Аналогично обстоит дело и с тем, что д’Юрфе выдвигает как пастушеский идеал природы. Как и в случае с любовью, тоска из-за нарастающего удаления — в данном случае от простой сельской жизни — приукрашивает в глазах человека удаляющийся от него предмет.
Селадон объявляет нимфе Сильвии, что никто не знает, кто такой пастух Сильвандр, то есть его семья и происхождение неизвестны. Он явился у нас, рассказывает Селадон, уже много лет назад; а поскольку он очень хорошо разбирается в целебных кореньях и в уходе за животными, что составляют наши стада, каждый рад был помочь ему.
«„Сегодня, — говорит Селадон, — он живет вполне приятно и может считать себя богачом. Ибо, о нимфа, чтобы мы могли считать себя богачами, нам нужно не так много. Сама природа довольствуется немногим, а мы, стараясь всего лишь жить в согласии с природой, очень скоро обретаем богатство и довольство жизнью…“
„Вы, — отвечает ему нимфа, — счастливее нас“» [220].
И здесь мы вновь видим идеологическую оболочку романа. Искусственной жизни высшего придворного слоя противопоставлена простая и естественная жизнь пастухов. Однако пастушеская жизнь здесь уже является символом тоски по той жизни, которая неосуществима. Это тоска «внутренне» расколотых людей. Они, быть может, еще помнят сельскую жизнь времен их собственной юности. Сам д’Юрфе совершенно сознательно переносит действие романа в ту область Франции, где он сам провел свои молодые годы. Но в то же время эти люди уже очень глубоко вовлечены в процесс аристократизации, и придворно-цивилизационное влияние чрезвычайно сильно изменило их. Они уже слишком отчуждены от действительной деревенской жизни, чтобы удовольствоваться простотой среди крестьян и пастухов.

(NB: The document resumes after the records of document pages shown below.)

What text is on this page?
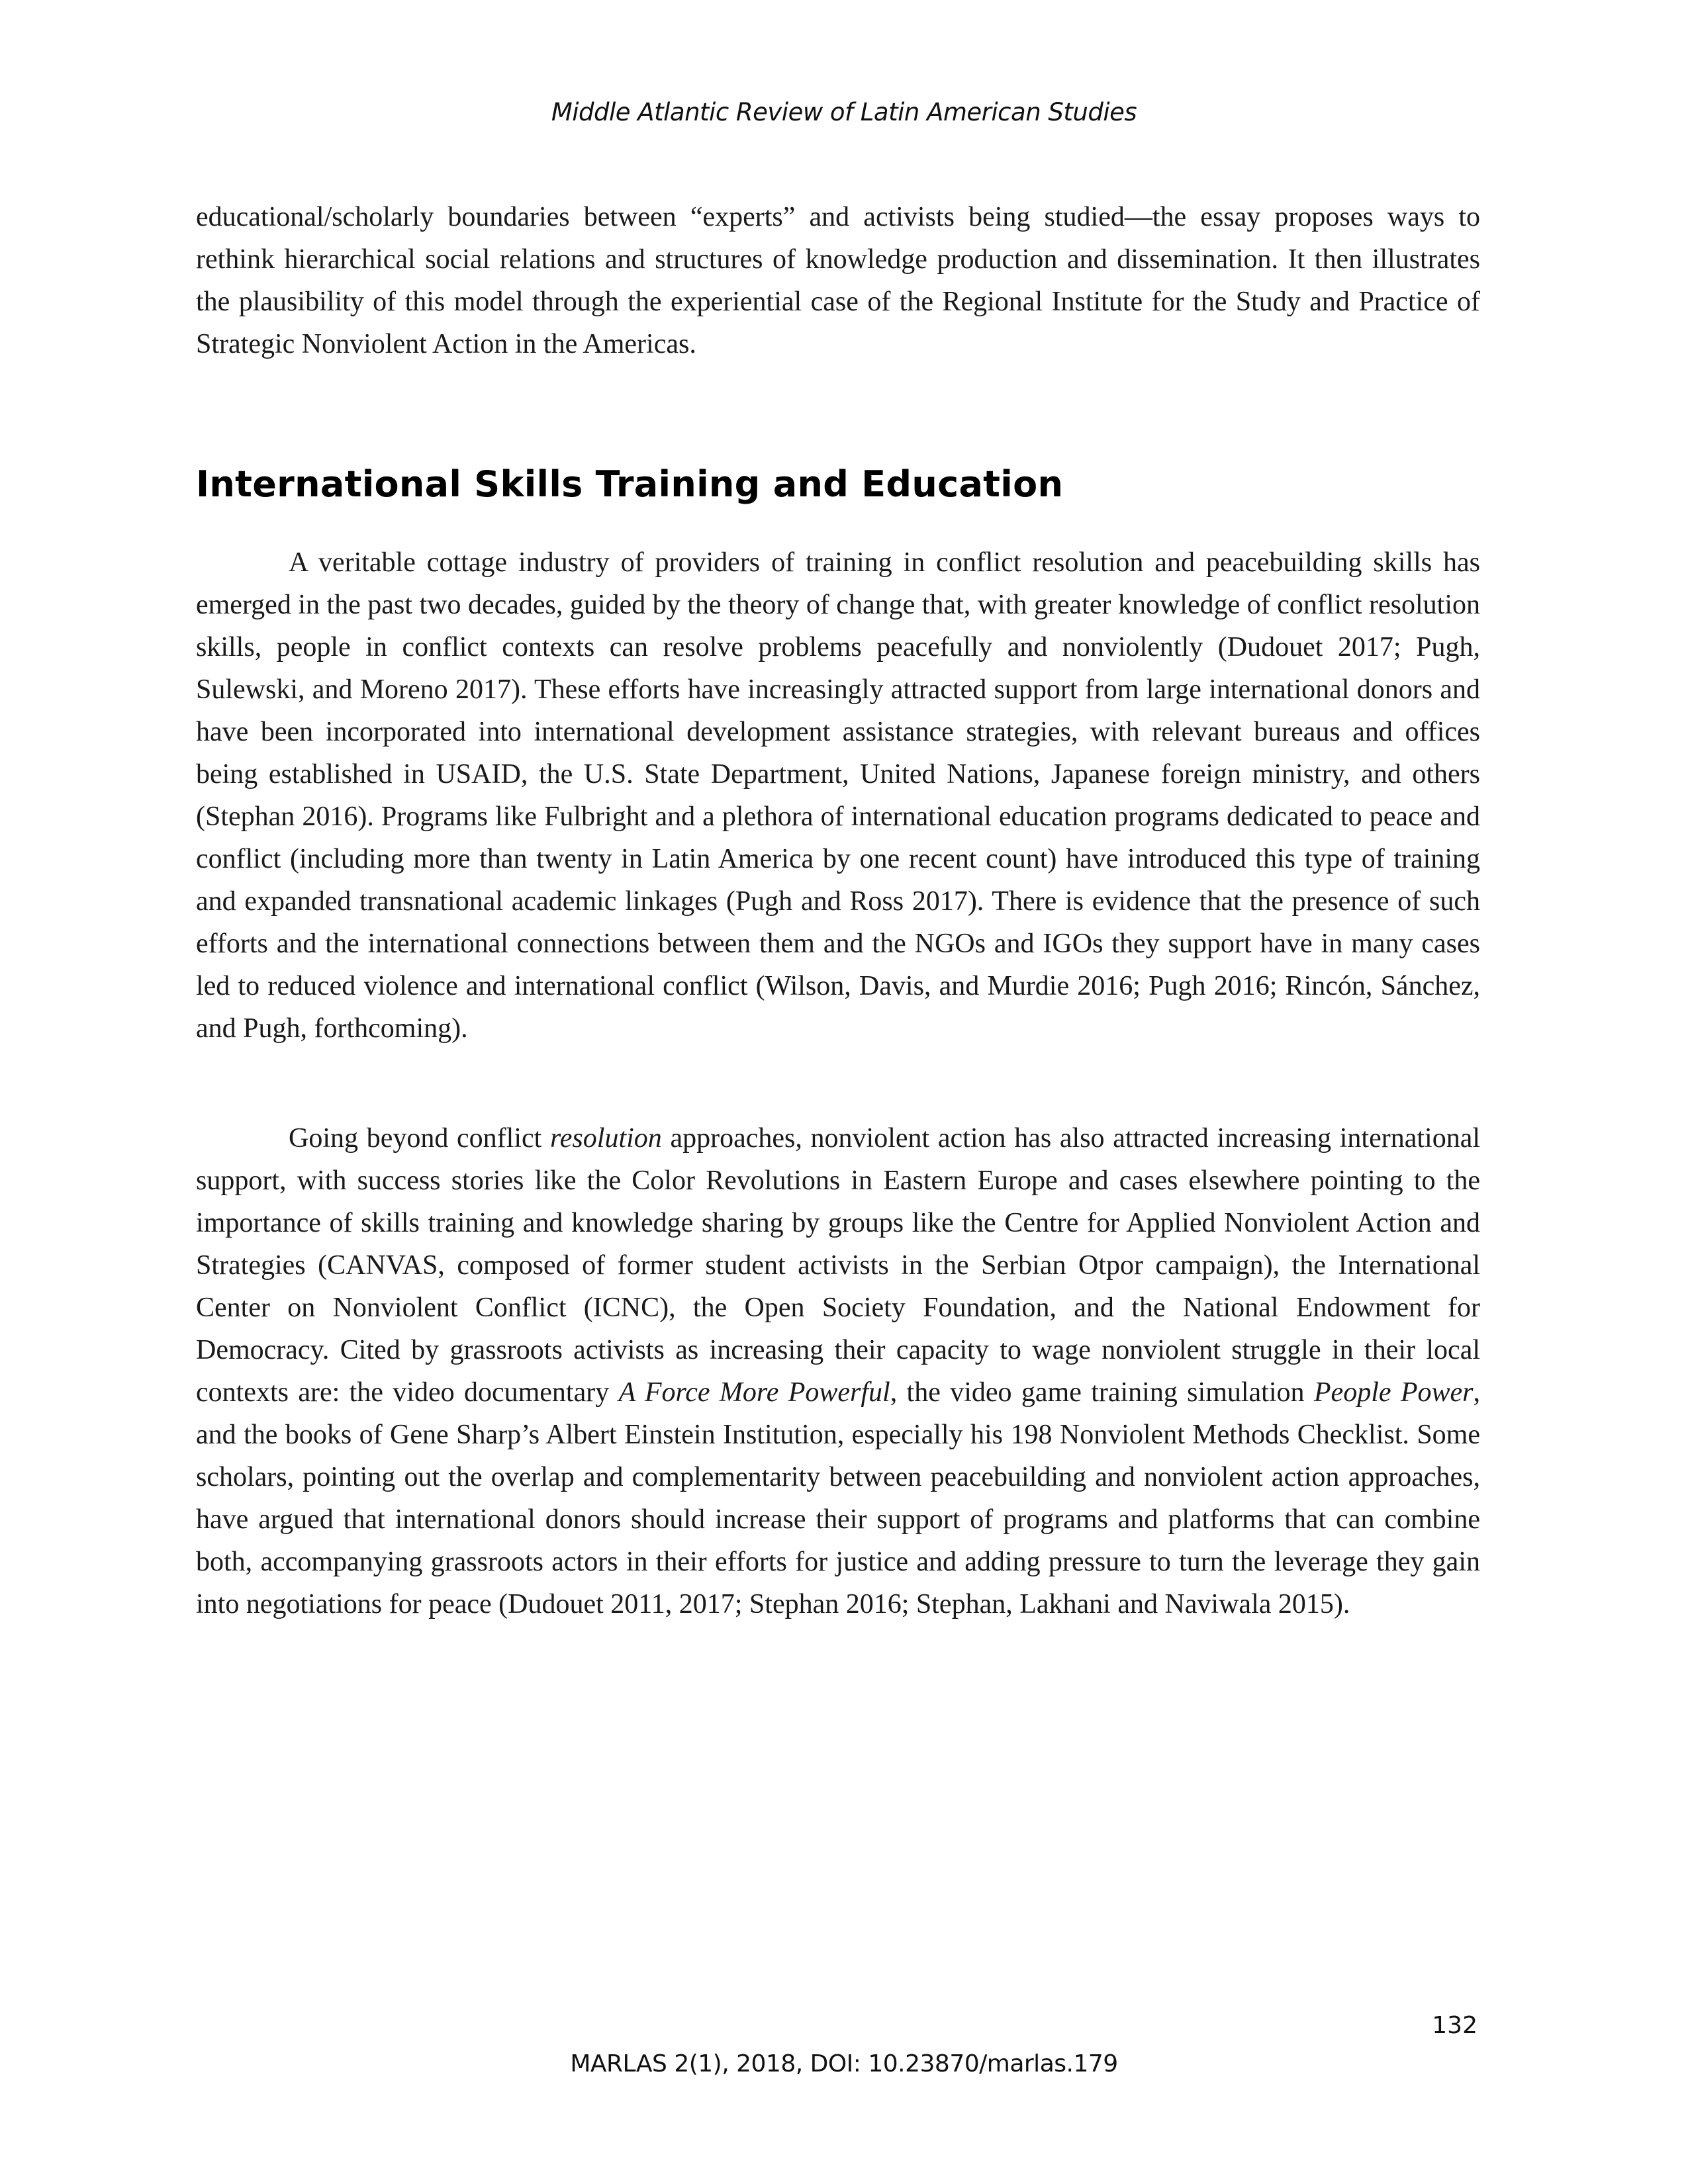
Middle Atlantic Review of Latin American Studies

educational/scholarly boundaries between “experts” and activists being studied—the essay proposes ways to rethink hierarchical social relations and structures of knowledge production and dissemination. It then illustrates the plausibility of this model through the experiential case of the Regional Institute for the Study and Practice of Strategic Nonviolent Action in the Americas.

International Skills Training and Education

A veritable cottage industry of providers of training in conflict resolution and peacebuilding skills has emerged in the past two decades, guided by the theory of change that, with greater knowledge of conflict resolution skills, people in conflict contexts can resolve problems peacefully and nonviolently (Dudouet 2017; Pugh, Sulewski, and Moreno 2017). These efforts have increasingly attracted support from large international donors and have been incorporated into international development assistance strategies, with relevant bureaus and offices being established in USAID, the U.S. State Department, United Nations, Japanese foreign ministry, and others (Stephan 2016). Programs like Fulbright and a plethora of international education programs dedicated to peace and conflict (including more than twenty in Latin America by one recent count) have introduced this type of training and expanded transnational academic linkages (Pugh and Ross 2017). There is evidence that the presence of such efforts and the international connections between them and the NGOs and IGOs they support have in many cases led to reduced violence and international conflict (Wilson, Davis, and Murdie 2016; Pugh 2016; Rincón, Sánchez, and Pugh, forthcoming).

Going beyond conflict resolution approaches, nonviolent action has also attracted increasing international support, with success stories like the Color Revolutions in Eastern Europe and cases elsewhere pointing to the importance of skills training and knowledge sharing by groups like the Centre for Applied Nonviolent Action and Strategies (CANVAS, composed of former student activists in the Serbian Otpor campaign), the International Center on Nonviolent Conflict (ICNC), the Open Society Foundation, and the National Endowment for Democracy. Cited by grassroots activists as increasing their capacity to wage nonviolent struggle in their local contexts are: the video documentary A Force More Powerful, the video game training simulation People Power, and the books of Gene Sharp’s Albert Einstein Institution, especially his 198 Nonviolent Methods Checklist. Some scholars, pointing out the overlap and complementarity between peacebuilding and nonviolent action approaches, have argued that international donors should increase their support of programs and platforms that can combine both, accompanying grassroots actors in their efforts for justice and adding pressure to turn the leverage they gain into negotiations for peace (Dudouet 2011, 2017; Stephan 2016; Stephan, Lakhani and Naviwala 2015).

132
MARLAS 2(1), 2018, DOI: 10.23870/marlas.179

Д’Юрфе осознает весьма ясно, что возвращение в край его юности, который он населяет теперь переодетыми в пастухов придворными аристократами, есть лишь мечта, игра. Только тоска по этому краю — совершенно подлинная. Однако способность самодистанцирования и рефлексии уже достигла здесь очень высокой ступени развития. Уже не получается скрыть от самих себя, что пастухи и пастушки, хотя и символизируют собою вполне подлинную тоску, суть при этом сами лишь пастухи в маскарадном костюме, символы некоторой утопии, а вовсе не настоящие пастухи. Выше уже говорилось об особенностях этой ступени. Хотя люди уже в достаточной мере способны дистанцироваться от самих себя, чтобы задаться вопросом: «Что есть действительность, что есть иллюзия?» у них еще нет настоящего ответа на этот вопрос. Довольно часто они просто играют, допуская возможность того, что представляющееся им иллюзией — действительно, а представляющееся им действительным есть иллюзия.